“At some point eight in 10 women will end up alone and solely responsible for their financial well-being.”
That is one of the opening lines to a new report from UBS which surveyed how women are dealing with that responsibility. The findings suggest they have a long way to go.
Although 82% of the roughly 900 women surveyed believe equal participation in financial decisions is necessary for gender equality, 49% let their spouse take the lead. Sixteen percent take the lead on financial matters and 35% said they participate equally.

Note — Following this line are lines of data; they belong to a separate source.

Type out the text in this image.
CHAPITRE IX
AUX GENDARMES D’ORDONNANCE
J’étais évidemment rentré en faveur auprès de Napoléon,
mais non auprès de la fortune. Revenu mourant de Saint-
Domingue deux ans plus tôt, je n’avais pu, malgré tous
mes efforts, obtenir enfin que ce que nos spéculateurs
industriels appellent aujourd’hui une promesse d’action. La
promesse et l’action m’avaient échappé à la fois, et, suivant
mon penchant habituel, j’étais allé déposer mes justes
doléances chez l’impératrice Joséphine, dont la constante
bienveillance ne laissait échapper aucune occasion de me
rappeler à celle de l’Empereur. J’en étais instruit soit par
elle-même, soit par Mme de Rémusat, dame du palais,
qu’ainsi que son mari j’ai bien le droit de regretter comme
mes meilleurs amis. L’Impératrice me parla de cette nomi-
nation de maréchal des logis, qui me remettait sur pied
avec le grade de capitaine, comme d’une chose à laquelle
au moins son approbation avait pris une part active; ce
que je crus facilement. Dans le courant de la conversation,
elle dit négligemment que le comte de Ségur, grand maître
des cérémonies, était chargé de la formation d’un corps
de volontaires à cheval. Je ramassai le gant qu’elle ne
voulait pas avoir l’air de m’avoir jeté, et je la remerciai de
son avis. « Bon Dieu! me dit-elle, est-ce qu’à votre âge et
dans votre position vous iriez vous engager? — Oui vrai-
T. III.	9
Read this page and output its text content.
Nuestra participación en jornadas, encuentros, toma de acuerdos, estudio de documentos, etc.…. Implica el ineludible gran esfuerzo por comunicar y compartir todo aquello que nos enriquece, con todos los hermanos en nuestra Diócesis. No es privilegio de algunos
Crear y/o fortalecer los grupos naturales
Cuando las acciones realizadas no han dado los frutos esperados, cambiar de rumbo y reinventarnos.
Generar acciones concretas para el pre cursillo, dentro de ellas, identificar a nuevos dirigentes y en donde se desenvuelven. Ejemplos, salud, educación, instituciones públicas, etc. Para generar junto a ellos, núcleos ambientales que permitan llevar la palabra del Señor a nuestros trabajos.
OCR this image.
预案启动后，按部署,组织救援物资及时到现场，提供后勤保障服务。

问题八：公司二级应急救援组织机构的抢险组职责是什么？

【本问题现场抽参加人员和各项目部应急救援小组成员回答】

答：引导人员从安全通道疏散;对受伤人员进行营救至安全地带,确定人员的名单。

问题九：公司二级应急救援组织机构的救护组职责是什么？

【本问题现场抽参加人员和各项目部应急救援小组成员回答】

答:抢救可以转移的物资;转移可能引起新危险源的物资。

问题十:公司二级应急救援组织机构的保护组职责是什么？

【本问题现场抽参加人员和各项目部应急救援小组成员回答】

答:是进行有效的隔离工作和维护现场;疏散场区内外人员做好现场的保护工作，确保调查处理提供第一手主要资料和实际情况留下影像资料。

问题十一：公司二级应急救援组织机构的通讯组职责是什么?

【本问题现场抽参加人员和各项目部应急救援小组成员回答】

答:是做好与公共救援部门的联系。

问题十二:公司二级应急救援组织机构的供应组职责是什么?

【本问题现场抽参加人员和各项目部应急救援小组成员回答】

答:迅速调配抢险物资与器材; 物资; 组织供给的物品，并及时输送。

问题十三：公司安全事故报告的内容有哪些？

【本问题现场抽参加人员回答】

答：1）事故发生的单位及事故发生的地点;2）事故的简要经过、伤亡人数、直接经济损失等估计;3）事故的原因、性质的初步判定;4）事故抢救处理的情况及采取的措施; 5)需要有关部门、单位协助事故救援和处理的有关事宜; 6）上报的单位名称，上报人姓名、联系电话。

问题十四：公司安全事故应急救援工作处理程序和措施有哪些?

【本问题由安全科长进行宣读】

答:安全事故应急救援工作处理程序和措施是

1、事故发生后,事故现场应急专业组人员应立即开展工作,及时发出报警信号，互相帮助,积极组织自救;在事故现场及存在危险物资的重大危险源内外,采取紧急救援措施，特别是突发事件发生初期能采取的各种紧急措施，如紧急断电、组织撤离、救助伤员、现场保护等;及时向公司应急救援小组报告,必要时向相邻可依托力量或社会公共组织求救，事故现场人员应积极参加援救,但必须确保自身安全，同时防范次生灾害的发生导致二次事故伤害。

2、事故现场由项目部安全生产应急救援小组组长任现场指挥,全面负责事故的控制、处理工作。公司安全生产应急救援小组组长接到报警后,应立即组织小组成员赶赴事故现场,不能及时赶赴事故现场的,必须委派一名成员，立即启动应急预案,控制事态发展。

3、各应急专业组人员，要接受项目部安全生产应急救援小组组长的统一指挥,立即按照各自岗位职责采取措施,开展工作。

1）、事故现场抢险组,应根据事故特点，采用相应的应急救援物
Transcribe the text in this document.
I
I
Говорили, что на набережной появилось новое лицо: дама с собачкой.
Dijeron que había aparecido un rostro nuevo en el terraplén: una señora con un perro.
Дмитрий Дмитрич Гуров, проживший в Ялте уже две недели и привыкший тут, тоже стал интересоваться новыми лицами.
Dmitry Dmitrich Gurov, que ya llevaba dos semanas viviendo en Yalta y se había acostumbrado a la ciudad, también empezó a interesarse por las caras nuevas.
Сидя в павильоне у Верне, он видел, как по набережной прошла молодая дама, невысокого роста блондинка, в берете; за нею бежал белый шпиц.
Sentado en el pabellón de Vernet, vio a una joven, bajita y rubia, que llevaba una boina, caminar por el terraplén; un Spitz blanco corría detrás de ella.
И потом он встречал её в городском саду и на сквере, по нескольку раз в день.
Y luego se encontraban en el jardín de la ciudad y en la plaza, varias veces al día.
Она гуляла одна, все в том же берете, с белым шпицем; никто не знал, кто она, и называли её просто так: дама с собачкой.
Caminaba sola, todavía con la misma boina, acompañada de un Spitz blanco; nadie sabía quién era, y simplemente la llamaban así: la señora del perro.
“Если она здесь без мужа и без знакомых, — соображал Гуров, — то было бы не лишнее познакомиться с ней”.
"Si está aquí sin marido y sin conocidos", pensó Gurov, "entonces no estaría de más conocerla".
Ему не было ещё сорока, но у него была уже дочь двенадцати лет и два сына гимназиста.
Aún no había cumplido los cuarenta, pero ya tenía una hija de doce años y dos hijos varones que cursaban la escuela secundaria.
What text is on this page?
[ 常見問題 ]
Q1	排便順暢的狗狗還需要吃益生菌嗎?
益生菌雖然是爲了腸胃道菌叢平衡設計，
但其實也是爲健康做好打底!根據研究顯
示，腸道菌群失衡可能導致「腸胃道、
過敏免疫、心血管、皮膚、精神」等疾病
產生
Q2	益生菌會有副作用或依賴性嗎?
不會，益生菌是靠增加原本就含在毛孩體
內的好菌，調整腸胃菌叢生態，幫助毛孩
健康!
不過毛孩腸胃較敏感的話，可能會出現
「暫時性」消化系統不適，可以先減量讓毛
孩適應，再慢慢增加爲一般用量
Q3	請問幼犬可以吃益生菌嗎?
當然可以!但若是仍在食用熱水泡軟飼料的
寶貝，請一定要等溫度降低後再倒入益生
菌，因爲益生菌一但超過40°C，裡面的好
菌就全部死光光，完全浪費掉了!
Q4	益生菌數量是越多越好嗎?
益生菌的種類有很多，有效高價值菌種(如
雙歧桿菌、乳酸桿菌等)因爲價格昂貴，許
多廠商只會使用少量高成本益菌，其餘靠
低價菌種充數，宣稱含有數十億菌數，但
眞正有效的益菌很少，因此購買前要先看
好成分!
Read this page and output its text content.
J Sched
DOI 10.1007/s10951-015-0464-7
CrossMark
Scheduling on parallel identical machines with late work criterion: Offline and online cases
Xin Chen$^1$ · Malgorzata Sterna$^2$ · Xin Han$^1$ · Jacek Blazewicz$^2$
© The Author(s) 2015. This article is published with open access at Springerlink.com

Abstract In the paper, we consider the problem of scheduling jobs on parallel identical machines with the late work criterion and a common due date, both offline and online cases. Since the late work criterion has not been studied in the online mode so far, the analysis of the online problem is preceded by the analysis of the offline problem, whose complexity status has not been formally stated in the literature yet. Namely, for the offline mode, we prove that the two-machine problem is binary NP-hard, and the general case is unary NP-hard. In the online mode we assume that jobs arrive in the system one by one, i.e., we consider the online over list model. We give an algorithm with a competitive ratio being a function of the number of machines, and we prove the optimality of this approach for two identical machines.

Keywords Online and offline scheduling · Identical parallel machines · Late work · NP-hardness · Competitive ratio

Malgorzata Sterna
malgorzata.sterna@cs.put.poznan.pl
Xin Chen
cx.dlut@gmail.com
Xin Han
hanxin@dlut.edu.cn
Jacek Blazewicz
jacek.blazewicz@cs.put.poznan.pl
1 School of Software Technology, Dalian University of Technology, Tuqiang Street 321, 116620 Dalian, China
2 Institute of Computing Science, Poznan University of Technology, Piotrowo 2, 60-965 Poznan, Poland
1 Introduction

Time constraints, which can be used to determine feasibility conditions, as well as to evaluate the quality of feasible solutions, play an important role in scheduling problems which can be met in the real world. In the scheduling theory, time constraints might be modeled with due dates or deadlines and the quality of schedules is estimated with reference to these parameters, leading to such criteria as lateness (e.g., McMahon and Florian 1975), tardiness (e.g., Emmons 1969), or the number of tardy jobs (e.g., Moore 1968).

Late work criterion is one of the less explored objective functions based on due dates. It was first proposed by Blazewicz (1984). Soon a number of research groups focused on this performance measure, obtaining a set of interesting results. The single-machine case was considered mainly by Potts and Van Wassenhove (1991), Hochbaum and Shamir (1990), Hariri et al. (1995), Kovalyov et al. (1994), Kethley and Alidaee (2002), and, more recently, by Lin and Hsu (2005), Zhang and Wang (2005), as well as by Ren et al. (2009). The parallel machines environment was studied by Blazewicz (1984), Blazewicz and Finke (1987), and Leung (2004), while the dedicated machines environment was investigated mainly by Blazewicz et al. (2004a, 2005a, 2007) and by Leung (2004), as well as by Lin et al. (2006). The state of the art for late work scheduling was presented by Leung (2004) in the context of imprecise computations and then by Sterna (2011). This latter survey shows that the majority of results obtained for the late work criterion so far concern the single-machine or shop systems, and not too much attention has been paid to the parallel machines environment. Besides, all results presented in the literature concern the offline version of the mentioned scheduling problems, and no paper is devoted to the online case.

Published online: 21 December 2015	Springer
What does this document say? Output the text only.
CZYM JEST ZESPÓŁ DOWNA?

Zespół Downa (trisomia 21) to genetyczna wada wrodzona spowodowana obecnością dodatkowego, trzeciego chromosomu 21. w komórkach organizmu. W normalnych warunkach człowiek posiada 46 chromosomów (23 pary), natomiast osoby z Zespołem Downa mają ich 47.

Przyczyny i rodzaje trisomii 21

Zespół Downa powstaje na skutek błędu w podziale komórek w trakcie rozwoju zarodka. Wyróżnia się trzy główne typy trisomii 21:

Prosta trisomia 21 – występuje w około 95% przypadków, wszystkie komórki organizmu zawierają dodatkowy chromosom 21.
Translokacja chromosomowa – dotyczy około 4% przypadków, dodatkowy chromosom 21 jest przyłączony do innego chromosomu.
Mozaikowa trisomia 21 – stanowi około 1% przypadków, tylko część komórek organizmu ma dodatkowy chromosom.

Altogether a little over 1,800 investors were surveyed in January and February, split almost equally between men and women, 25 and older with investable assets of at least $250,000 (the minimums were higher for those 31-39 and those 40 and older.) Fifty same-sex female couples were included. Findings from the report also included data from a survey among roughly 880 single men and women conducted in March 2019.
Even 41% of the women who were the primary breadwinners in a household said they defer to their spouses on financial matters, including half of those with a college degree.
One surprising finding: 54% of millennials surveyed defer to their spouses on financial decisions — far more than the 39% of boomers that do so — despite an overwhelming majority of single millennials (88%) who said they want to participate equally or take the lead in planning their finances for the future.
Women offered multiple reasons for deferring to their spouses on financial matters, which fall under several major categories: lack of confidence, entrenched roles, complacency and keeping the peace. The most common reason, cited by 67% of women: a feeling that their spouse knows more about financial issues.
The coronavirus pandemic, however, could impact these views though it hasn’t yet changed behavior.
According to the UBS report, 80% of women surveyed said they have or will likely act on their financial concerns as a result of the pandemic, and more than 70% said they have or will consider reviewing their financial situation. But just 45% report they are currently managing household finances more than their spouse (Seventy-one percent of the men reported doing so.)
Sixty percent or more of women reported said they are taking the lead on homeschooling, caring for the children, cleaning and cooking during the pandemic.
“Even while doing their jobs remotely, for example, most women say they are taking the lead on domestic duties. Men are more likely to say they are taking the lead on yard work and managing the finances,” according to the report.
“Clearly there is an opportunity for change,” the authors note. “With the lessons of the pandemic fresh in their minds, women have set their intentions. Now it’s time for them to act.”